EX-23.1 4 spb-2020x0930x10kexx231.htm EX-23.1 Document

Consent of Independent Registered Public Accounting Firm
The Shareholders and Board of Directors
Spectrum Brands Holdings, Inc.:
We consent to the incorporation by reference in the registration statements (No. 333-242343, No. 333-226592, 333-197223, 333-197222, 333-178587, 333-124693, 333-45568, 333-43223 and 033-00123) on Form S-8 and the registration statements (No. 333-209396, 333-192779, 333-180070, and 333-176522) on Form S-3 of Spectrum Brands Holdings, Inc. of our reports dated November 18, 2020, with respect to the consolidated statements of financial position of Spectrum Brands Holdings, Inc. and subsidiaries (the Company) as of September 30, 2020 and 2019, the related consolidated statements of income, comprehensive income, shareholders’ equity, and cash flows for each of the years in the three-year period ended September 30, 2020, and the related notes, (collectively, the consolidated financial statements), and the effectiveness of internal control over financial reporting as of September 30, 2020, which reports appear in the September 30, 2020 annual report on Form 10‑K of Spectrum Brands Holdings, Inc.

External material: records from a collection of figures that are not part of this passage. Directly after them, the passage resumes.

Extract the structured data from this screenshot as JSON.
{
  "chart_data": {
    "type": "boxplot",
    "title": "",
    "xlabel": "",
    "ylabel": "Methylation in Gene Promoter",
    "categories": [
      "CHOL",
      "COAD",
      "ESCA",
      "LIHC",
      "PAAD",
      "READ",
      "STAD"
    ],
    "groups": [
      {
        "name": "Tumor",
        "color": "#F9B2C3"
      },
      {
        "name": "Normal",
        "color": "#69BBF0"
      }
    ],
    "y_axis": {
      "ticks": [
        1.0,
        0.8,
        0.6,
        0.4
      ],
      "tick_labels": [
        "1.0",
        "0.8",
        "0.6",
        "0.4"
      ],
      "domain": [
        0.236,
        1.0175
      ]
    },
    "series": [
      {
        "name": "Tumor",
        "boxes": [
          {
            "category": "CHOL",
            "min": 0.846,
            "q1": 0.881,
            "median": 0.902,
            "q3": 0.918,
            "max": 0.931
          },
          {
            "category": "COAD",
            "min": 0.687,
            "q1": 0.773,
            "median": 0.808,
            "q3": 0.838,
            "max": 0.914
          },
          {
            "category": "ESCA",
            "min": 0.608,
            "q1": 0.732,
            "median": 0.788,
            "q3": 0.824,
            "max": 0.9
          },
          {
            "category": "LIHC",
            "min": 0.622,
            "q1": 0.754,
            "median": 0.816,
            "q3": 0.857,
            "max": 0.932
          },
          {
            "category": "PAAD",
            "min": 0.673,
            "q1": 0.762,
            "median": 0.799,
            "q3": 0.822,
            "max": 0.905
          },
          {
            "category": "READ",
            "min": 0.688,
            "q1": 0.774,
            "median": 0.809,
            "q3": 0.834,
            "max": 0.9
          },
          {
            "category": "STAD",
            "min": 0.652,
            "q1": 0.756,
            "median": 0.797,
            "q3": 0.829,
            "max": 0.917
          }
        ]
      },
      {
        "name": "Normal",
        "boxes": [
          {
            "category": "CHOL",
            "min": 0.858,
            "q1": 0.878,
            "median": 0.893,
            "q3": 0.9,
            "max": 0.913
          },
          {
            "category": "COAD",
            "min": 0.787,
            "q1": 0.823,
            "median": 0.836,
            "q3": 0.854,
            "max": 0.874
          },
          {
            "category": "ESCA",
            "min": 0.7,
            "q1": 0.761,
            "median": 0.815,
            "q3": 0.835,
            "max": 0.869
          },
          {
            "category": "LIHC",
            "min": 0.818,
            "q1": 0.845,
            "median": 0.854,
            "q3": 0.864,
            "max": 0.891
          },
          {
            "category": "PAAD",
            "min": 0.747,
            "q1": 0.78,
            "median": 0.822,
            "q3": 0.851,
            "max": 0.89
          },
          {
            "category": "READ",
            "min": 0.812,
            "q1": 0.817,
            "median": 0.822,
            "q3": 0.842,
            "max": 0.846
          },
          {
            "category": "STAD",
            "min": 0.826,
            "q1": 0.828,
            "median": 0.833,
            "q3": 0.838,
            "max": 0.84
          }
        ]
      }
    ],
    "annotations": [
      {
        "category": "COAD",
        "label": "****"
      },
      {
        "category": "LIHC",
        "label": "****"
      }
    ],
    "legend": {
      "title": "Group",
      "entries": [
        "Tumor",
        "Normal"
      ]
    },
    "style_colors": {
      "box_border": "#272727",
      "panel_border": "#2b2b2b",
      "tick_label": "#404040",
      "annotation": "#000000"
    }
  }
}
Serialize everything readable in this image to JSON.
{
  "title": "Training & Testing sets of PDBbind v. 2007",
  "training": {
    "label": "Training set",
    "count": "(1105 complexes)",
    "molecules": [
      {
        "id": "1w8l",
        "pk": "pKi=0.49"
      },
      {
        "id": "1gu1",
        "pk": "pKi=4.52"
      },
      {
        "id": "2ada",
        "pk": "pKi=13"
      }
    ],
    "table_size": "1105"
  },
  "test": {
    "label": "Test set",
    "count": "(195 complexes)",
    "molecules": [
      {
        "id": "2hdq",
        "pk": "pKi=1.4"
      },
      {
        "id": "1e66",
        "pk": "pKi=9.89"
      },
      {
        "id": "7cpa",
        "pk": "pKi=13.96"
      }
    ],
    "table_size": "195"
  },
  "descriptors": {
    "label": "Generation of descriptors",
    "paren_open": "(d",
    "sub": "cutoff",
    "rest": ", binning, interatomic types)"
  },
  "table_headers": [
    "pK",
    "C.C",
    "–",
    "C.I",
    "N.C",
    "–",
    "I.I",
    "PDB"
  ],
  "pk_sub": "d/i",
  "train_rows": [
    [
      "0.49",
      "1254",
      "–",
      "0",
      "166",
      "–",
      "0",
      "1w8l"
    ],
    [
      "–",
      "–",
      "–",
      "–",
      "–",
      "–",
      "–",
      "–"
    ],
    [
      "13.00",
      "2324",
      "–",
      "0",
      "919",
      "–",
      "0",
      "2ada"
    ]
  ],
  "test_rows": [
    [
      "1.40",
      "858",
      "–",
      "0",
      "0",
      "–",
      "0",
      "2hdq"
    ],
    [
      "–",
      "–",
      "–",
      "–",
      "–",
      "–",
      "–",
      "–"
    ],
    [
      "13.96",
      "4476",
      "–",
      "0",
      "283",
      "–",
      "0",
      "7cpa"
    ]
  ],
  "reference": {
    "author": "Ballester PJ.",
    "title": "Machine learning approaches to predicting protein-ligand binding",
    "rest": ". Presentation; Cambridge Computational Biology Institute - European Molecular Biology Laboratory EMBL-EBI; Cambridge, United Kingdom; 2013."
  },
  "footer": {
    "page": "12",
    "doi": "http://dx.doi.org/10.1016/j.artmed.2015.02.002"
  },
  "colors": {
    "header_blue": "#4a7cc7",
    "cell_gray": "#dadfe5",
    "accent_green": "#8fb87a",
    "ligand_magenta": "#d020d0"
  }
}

Our report dated November 18, 2020, on the effectiveness of internal control over financial reporting as of September 30, 2020, expresses our opinion that Spectrum Brands Holdings, Inc. did not maintain effective internal control over financial reporting as of September 30, 2020 because of the effect of a material weakness on the achievement of the objectives of the control criteria and contains an explanatory paragraph that states that a material weakness has been identified related to ineffective information technology general controls related to user access and role change reviews over certain information technology systems in the Company’s EMEA region. As a result, business process automated and manual controls that are dependent on the affected general information technology controls were also ineffective because they could have been adversely impacted. These control deficiencies were due to an ineffective risk assessment and communication of control activities related to the transfer of ITGC operations provided under transition service agreements within the EMEA region.